Supreme Court to Decide Whether Title VII Protects Against Discrimination on the Basis of Sexual Orientation and Gender IdentityMay 6, 2019
In Bostock, the Eleventh Circuit in 2018 affirmed a district court’s dismissal of claims of sexual orientation discrimination and noted that the Eleventh Circuit had “previously held that discharge for homosexuality is not prohibited by Title VII” and that, “under our prior panel precedent rule, we cannot overrule a prior panel’s holding, regardless of whether we think it was wrong, unless an intervening Supreme Court or Eleventh Circuit en banc decision is issued.”
Three months earlier, by contrast, the Second Circuit decided en banc in Zarda that, although sexual orientation discrimination was “not the principal evil that Congress was concerned with when it enacted Title VII,” it is nevertheless prohibited by the statute. Three judges dissented.
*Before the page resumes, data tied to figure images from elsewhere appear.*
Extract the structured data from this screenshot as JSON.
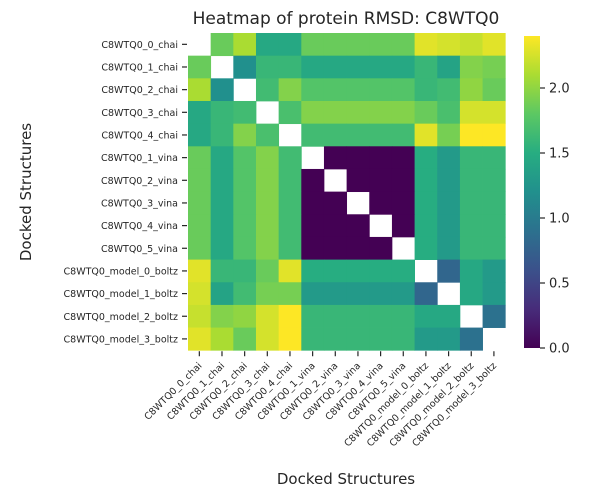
{
  "chart_data": {
    "type": "heatmap",
    "title": "Heatmap of protein RMSD: C8WTQ0",
    "xlabel": "Docked Structures",
    "ylabel": "Docked Structures",
    "labels": [
      "C8WTQ0_0_chai",
      "C8WTQ0_1_chai",
      "C8WTQ0_2_chai",
      "C8WTQ0_3_chai",
      "C8WTQ0_4_chai",
      "C8WTQ0_1_vina",
      "C8WTQ0_2_vina",
      "C8WTQ0_3_vina",
      "C8WTQ0_4_vina",
      "C8WTQ0_5_vina",
      "C8WTQ0_model_0_boltz",
      "C8WTQ0_model_1_boltz",
      "C8WTQ0_model_2_boltz",
      "C8WTQ0_model_3_boltz"
    ],
    "values": [
      [
        0.0,
        1.85,
        2.1,
        1.45,
        1.45,
        1.85,
        1.85,
        1.85,
        1.85,
        1.85,
        2.3,
        2.25,
        2.2,
        2.3
      ],
      [
        1.85,
        0.0,
        1.2,
        1.6,
        1.6,
        1.45,
        1.45,
        1.45,
        1.45,
        1.45,
        1.6,
        1.4,
        1.95,
        1.9
      ],
      [
        2.1,
        1.2,
        0.0,
        1.65,
        1.95,
        1.75,
        1.75,
        1.75,
        1.75,
        1.75,
        1.6,
        1.65,
        2.0,
        1.85
      ],
      [
        1.45,
        1.6,
        1.65,
        0.0,
        1.7,
        1.95,
        1.95,
        1.95,
        1.95,
        1.95,
        1.85,
        1.7,
        2.25,
        2.25
      ],
      [
        1.45,
        1.6,
        1.95,
        1.7,
        0.0,
        1.65,
        1.65,
        1.65,
        1.65,
        1.65,
        2.3,
        1.9,
        2.4,
        2.4
      ],
      [
        1.85,
        1.45,
        1.75,
        1.95,
        1.65,
        0.0,
        0.0,
        0.0,
        0.0,
        0.0,
        1.5,
        1.3,
        1.6,
        1.6
      ],
      [
        1.85,
        1.45,
        1.75,
        1.95,
        1.65,
        0.0,
        0.0,
        0.0,
        0.0,
        0.0,
        1.5,
        1.3,
        1.6,
        1.6
      ],
      [
        1.85,
        1.45,
        1.75,
        1.95,
        1.65,
        0.0,
        0.0,
        0.0,
        0.0,
        0.0,
        1.5,
        1.3,
        1.6,
        1.6
      ],
      [
        1.85,
        1.45,
        1.75,
        1.95,
        1.65,
        0.0,
        0.0,
        0.0,
        0.0,
        0.0,
        1.5,
        1.3,
        1.6,
        1.6
      ],
      [
        1.85,
        1.45,
        1.75,
        1.95,
        1.65,
        0.0,
        0.0,
        0.0,
        0.0,
        0.0,
        1.5,
        1.3,
        1.6,
        1.6
      ],
      [
        2.3,
        1.6,
        1.6,
        1.85,
        2.3,
        1.5,
        1.5,
        1.5,
        1.5,
        1.5,
        0.0,
        0.8,
        1.45,
        1.3
      ],
      [
        2.25,
        1.4,
        1.65,
        1.9,
        1.9,
        1.3,
        1.3,
        1.3,
        1.3,
        1.3,
        0.8,
        0.0,
        1.45,
        1.3
      ],
      [
        2.2,
        1.95,
        2.0,
        2.25,
        2.4,
        1.6,
        1.6,
        1.6,
        1.6,
        1.6,
        1.45,
        1.45,
        0.0,
        0.9
      ],
      [
        2.3,
        2.1,
        1.85,
        2.25,
        2.4,
        1.6,
        1.6,
        1.6,
        1.6,
        1.6,
        1.3,
        1.3,
        0.9,
        0.0
      ]
    ],
    "masked_diagonal": true,
    "colormap": "viridis",
    "vmin": 0.0,
    "vmax": 2.4,
    "colorbar_ticks": [
      "0.0",
      "0.5",
      "1.0",
      "1.5",
      "2.0"
    ],
    "colorbar_tick_values": [
      0.0,
      0.5,
      1.0,
      1.5,
      2.0
    ],
    "grid": false
  }
}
The Second Circuit found that sexual orientation discrimination is a subset of sex discrimination in part “because sexual orientation is defined by one’s sex in relation to the sex of those to whom one is attracted, making it impossible for an employer to discriminate on the basis of sexual orientation without taking sex into account.” The Second Circuit discussed at length Hively v. Ivy Tech Community College of Indiana in which the Seventh Circuit similarly held en banc that sexual orientation falls within the meaning of “sex” as set out in Title VII, and therefore discrimination based on sexual orientation in employment is actionable under Title VII. Also with three judges dissenting, the Seventh Circuit majority wrote in 2017 that “the common-sense reality [is] that it is actually impossible to discriminate on the basis of sexual orientation without discriminating on the basis of sex.” Our previous blog posts discussing the Second and Seventh Circuits’ en banc decisions in more depth are available here (Zarda) and here (Hively).
The Second and Seventh Circuits currently stand alone in holding that Title VII prohibits discrimination on the basis of sexual orientation, with every other circuit reaching the same decision as Bostock, apart from the Federal Circuit which has not considered the issue. Although the Supreme Court will not consider the Seventh Circuit’s Hively decision, its decision in Bostock and Zarda will likely resolve the circuit split that divides the Second and Seventh Circuits from every other circuit court, except for the Federal Circuit.
The Court will also hear a similar question in Harris Funeral Homes of whether Title VII protects against gender identity discrimination. In Harris Funeral Homes, the EEOC sued an employer alleging discrimination based on the termination of an employee who had begun transitioning. The Sixth Circuit held that “[d]iscrimination on the basis of transgender and transitioning status is necessarily discrimination on the basis of sex” in violation of Title VII.
The above decisions, and any eventual Supreme Court decision, concern only federal anti-discrimination protections under Title VII. A variety of state and local governments have expressly barred sexual orientation discrimination under their anti-discrimination laws, including New York State, New York City, and New Jersey.
The Supreme Court will hear oral arguments in all three cases next Term and is expected to issue its decision by June 2020.